Lawsuits to stop the project failed, and last weekend organizers moved forward, with great secrecy, to disassemble and melt down the Lee monument.

The work is being done at an out-of-state foundry. NPR agreed not to reveal its location or the identity of the workers because they fear repercussions.

They use a torch to score the head of the statue, in the pattern of a death mask. Lee's face falls to floor with a loud clank.

The symbolism is poignant for Andrea Douglas, executive director of the Jefferson School African American Cultural Center in Charlottesville, which is leading the project.

"The act of myth-making that has occurred around Robert E. Lee, removing his face is emblematic of the kind of removal of that kind of myth," Douglas says.
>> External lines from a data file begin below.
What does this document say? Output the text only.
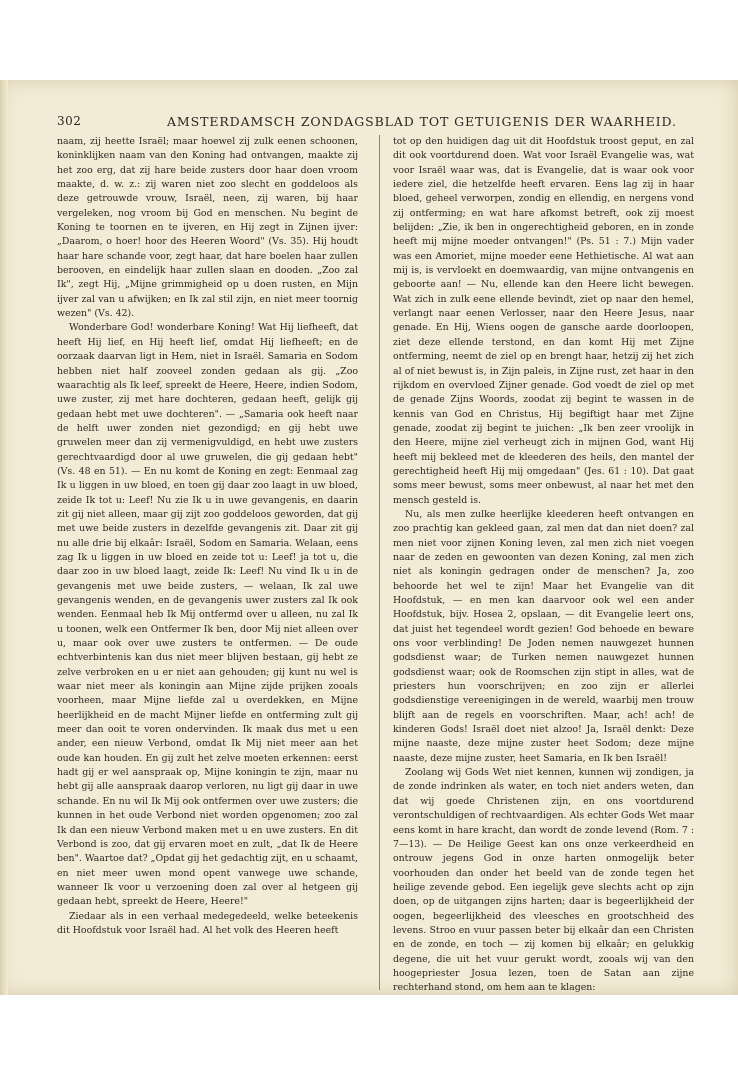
302	AMSTERDAMSCH ZONDAGSBLAD TOT GETUIGENIS DER WAARHEID.

naam, zij heette Israël; maar hoewel zij zulk eenen schoonen, koninklijken naam van den Koning had ontvangen, maakte zij het zoo erg, dat zij hare beide zusters door haar doen vroom maakte, d. w. z.: zij waren niet zoo slecht en goddeloos als deze getrouwde vrouw, Israël, neen, zij waren, bij haar vergeleken, nog vroom bij God en menschen. Nu begint de Koning te toornen en te ijveren, en Hij zegt in Zijnen ijver: „Daarom, o hoer! hoor des Heeren Woord" (Vs. 35). Hij houdt haar hare schande voor, zegt haar, dat hare boelen haar zullen berooven, en eindelijk haar zullen slaan en dooden. „Zoo zal Ik", zegt Hij, „Mijne grimmigheid op u doen rusten, en Mijn ijver zal van u afwijken; en Ik zal stil zijn, en niet meer toornig wezen" (Vs. 42).

Wonderbare God! wonderbare Koning! Wat Hij liefheeft, dat heeft Hij lief, en Hij heeft lief, omdat Hij liefheeft; en de oorzaak daarvan ligt in Hem, niet in Israël. Samaria en Sodom hebben niet half zooveel zonden gedaan als gij. „Zoo waarachtig als Ik leef, spreekt de Heere, Heere, indien Sodom, uwe zuster, zij met hare dochteren, gedaan heeft, gelijk gij gedaan hebt met uwe dochteren". — „Samaria ook heeft naar de helft uwer zonden niet gezondigd; en gij hebt uwe gruwelen meer dan zij vermenigvuldigd, en hebt uwe zusters gerechtvaardigd door al uwe gruwelen, die gij gedaan hebt" (Vs. 48 en 51). — En nu komt de Koning en zegt: Eenmaal zag Ik u liggen in uw bloed, en toen gij daar zoo laagt in uw bloed, zeide Ik tot u: Leef! Nu zie Ik u in uwe gevangenis, en daarin zit gij niet alleen, maar gij zijt zoo goddeloos geworden, dat gij met uwe beide zusters in dezelfde gevangenis zit. Daar zit gij nu alle drie bij elkaâr: Israël, Sodom en Samaria. Welaan, eens zag Ik u liggen in uw bloed en zeide tot u: Leef! ja tot u, die daar zoo in uw bloed laagt, zeide Ik: Leef! Nu vind Ik u in de gevangenis met uwe beide zusters, — welaan, Ik zal uwe gevangenis wenden, en de gevangenis uwer zusters zal Ik ook wenden. Eenmaal heb Ik Mij ontfermd over u alleen, nu zal Ik u toonen, welk een Ontfermer Ik ben, door Mij niet alleen over u, maar ook over uwe zusters te ontfermen. — De oude echtverbintenis kan dus niet meer blijven bestaan, gij hebt ze zelve verbroken en u er niet aan gehouden; gij kunt nu wel is waar niet meer als koningin aan Mijne zijde prijken zooals voorheen, maar Mijne liefde zal u overdekken, en Mijne heerlijkheid en de macht Mijner liefde en ontferming zult gij meer dan ooit te voren ondervinden. Ik maak dus met u een ander, een nieuw Verbond, omdat Ik Mij niet meer aan het oude kan houden. En gij zult het zelve moeten erkennen: eerst hadt gij er wel aanspraak op, Mijne koningin te zijn, maar nu hebt gij alle aanspraak daarop verloren, nu ligt gij daar in uwe schande. En nu wil Ik Mij ook ontfermen over uwe zusters; die kunnen in het oude Verbond niet worden opgenomen; zoo zal Ik dan een nieuw Verbond maken met u en uwe zusters. En dit Verbond is zoo, dat gij ervaren moet en zult, „dat Ik de Heere ben". Waartoe dat? „Opdat gij het gedachtig zijt, en u schaamt, en niet meer uwen mond opent vanwege uwe schande, wanneer Ik voor u verzoening doen zal over al hetgeen gij gedaan hebt, spreekt de Heere, Heere!"

Ziedaar als in een verhaal medegedeeld, welke beteekenis dit Hoofdstuk voor Israël had. Al het volk des Heeren heeft

tot op den huidigen dag uit dit Hoofdstuk troost geput, en zal dit ook voortdurend doen. Wat voor Israël Evangelie was, wat voor Israël waar was, dat is Evangelie, dat is waar ook voor iedere ziel, die hetzelfde heeft ervaren. Eens lag zij in haar bloed, geheel verworpen, zondig en ellendig, en nergens vond zij ontferming; en wat hare afkomst betreft, ook zij moest belijden: „Zie, ik ben in ongerechtigheid geboren, en in zonde heeft mij mijne moeder ontvangen!" (Ps. 51 : 7.) Mijn vader was een Amoriet, mijne moeder eene Hethietische. Al wat aan mij is, is vervloekt en doemwaardig, van mijne ontvangenis en geboorte aan! — Nu, ellende kan den Heere licht bewegen. Wat zich in zulk eene ellende bevindt, ziet op naar den hemel, verlangt naar eenen Verlosser, naar den Heere Jesus, naar genade. En Hij, Wiens oogen de gansche aarde doorloopen, ziet deze ellende terstond, en dan komt Hij met Zijne ontferming, neemt de ziel op en brengt haar, hetzij zij het zich al of niet bewust is, in Zijn paleis, in Zijne rust, zet haar in den rijkdom en overvloed Zijner genade. God voedt de ziel op met de genade Zijns Woords, zoodat zij begint te wassen in de kennis van God en Christus, Hij begiftigt haar met Zijne genade, zoodat zij begint te juichen: „Ik ben zeer vroolijk in den Heere, mijne ziel verheugt zich in mijnen God, want Hij heeft mij bekleed met de kleederen des heils, den mantel der gerechtigheid heeft Hij mij omgedaan" (Jes. 61 : 10). Dat gaat soms meer bewust, soms meer onbewust, al naar het met den mensch gesteld is.

Nu, als men zulke heerlijke kleederen heeft ontvangen en zoo prachtig kan gekleed gaan, zal men dat dan niet doen? zal men niet voor zijnen Koning leven, zal men zich niet voegen naar de zeden en gewoonten van dezen Koning, zal men zich niet als koningin gedragen onder de menschen? Ja, zoo behoorde het wel te zijn! Maar het Evangelie van dit Hoofdstuk, — en men kan daarvoor ook wel een ander Hoofdstuk, bijv. Hosea 2, opslaan, — dit Evangelie leert ons, dat juist het tegendeel wordt gezien! God behoede en beware ons voor verblinding! De Joden nemen nauwgezet hunnen godsdienst waar; de Turken nemen nauwgezet hunnen godsdienst waar; ook de Roomschen zijn stipt in alles, wat de priesters hun voorschrijven; en zoo zijn er allerlei godsdienstige vereenigingen in de wereld, waarbij men trouw blijft aan de regels en voorschriften. Maar, ach! ach! de kinderen Gods! Israël doet niet alzoo! Ja, Israël denkt: Deze mijne naaste, deze mijne zuster heet Sodom; deze mijne naaste, deze mijne zuster, heet Samaria, en Ik ben Israël!

Zoolang wij Gods Wet niet kennen, kunnen wij zondigen, ja de zonde indrinken als water, en toch niet anders weten, dan dat wij goede Christenen zijn, en ons voortdurend verontschuldigen of rechtvaardigen. Als echter Gods Wet maar eens komt in hare kracht, dan wordt de zonde levend (Rom. 7 : 7—13). — De Heilige Geest kan ons onze verkeerdheid en ontrouw jegens God in onze harten onmogelijk beter voorhouden dan onder het beeld van de zonde tegen het heilige zevende gebod. Een iegelijk geve slechts acht op zijn doen, op de uitgangen zijns harten; daar is begeerlijkheid der oogen, begeerlijkheid des vleesches en grootschheid des levens. Stroo en vuur passen beter bij elkaâr dan een Christen en de zonde, en toch — zij komen bij elkaâr; en gelukkig degene, die uit het vuur gerukt wordt, zooals wij van den hoogepriester Josua lezen, toen de Satan aan zijne rechterhand stond, om hem aan te klagen:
The project is called Swords into Plowshares, taken from a Bible verse in the book of Isaiah.

A furnace is ignited and heats to more than 2000 degrees Fahrenheit in a side yard of the foundry. Workers feed pieces of the verdigris statue, including General Lee's saber, into a large vessel inside called a crucible.

"We are turning swords into something else," says Douglas. "That saber is the object of violence and it was the object of power, the object of conquest. I think that is an important symbol to really sort of dig into"

Just after nightfall, foundry workers remove the crucible which glows a bright red-orange, and pour the steaming molten bronze into molds.

Jalane Schmidt says the most exciting part for her is seeing the new ingots created.

"Because that's about going forward," she says watching the workers flip out the blocks of metal as if turning out a loaf of bread.

For security reasons, few people were invited to watch. Among them is Ash-Lee Woodard Henderson, who feels the weight of what she's witnessing.

"Oh, my gosh, as like a proud Black Appalachian who was born and raised in the South, I know this to be more than just a symbolic moment."

Henderson is co-executive director of the Highlander Research and Education Center in Tennessee which has long been an incubator for labor and civil rights activists. She sees opportunity in this moment.

"I'm most excited about what it looks like to repair — what reparations look like for folks in Charlottesville, what it looks like to tell this new story," Henderson says. "I think this is a joyful occasion in a really dire strait of political nastiness that we've been surviving."

For the Rev. Isaac Collins, a Methodist minister, the deadly white nationalist violence in Charlottesville in 2017 was a turning point for the nation, and personally.

"As a Christian, as a white person in this country, it was a moment that made me reconsider everything about how I understood our country, how I understood my family, how I understood myself and my identity."

Collins, who pastored a church in Charlottesville at the time, says it is surreal to see the focal point of that episode disassembled.

"I was thinking Humpty Dumpty couldn't be put back together again," says Collins. "We still have a lot of work to do, but this statue that has cost us so much, so much violence, so much hurt, so much bloodshed – it's gone. And it's never going to be put back together the way it was."

The melting down of the Lee statue will take weeks. It weighed nearly 10,000 pounds. Organizers say the next step will be choosing an artist who will craft the bronze ingots into a new art form to be displayed in Charlottesville.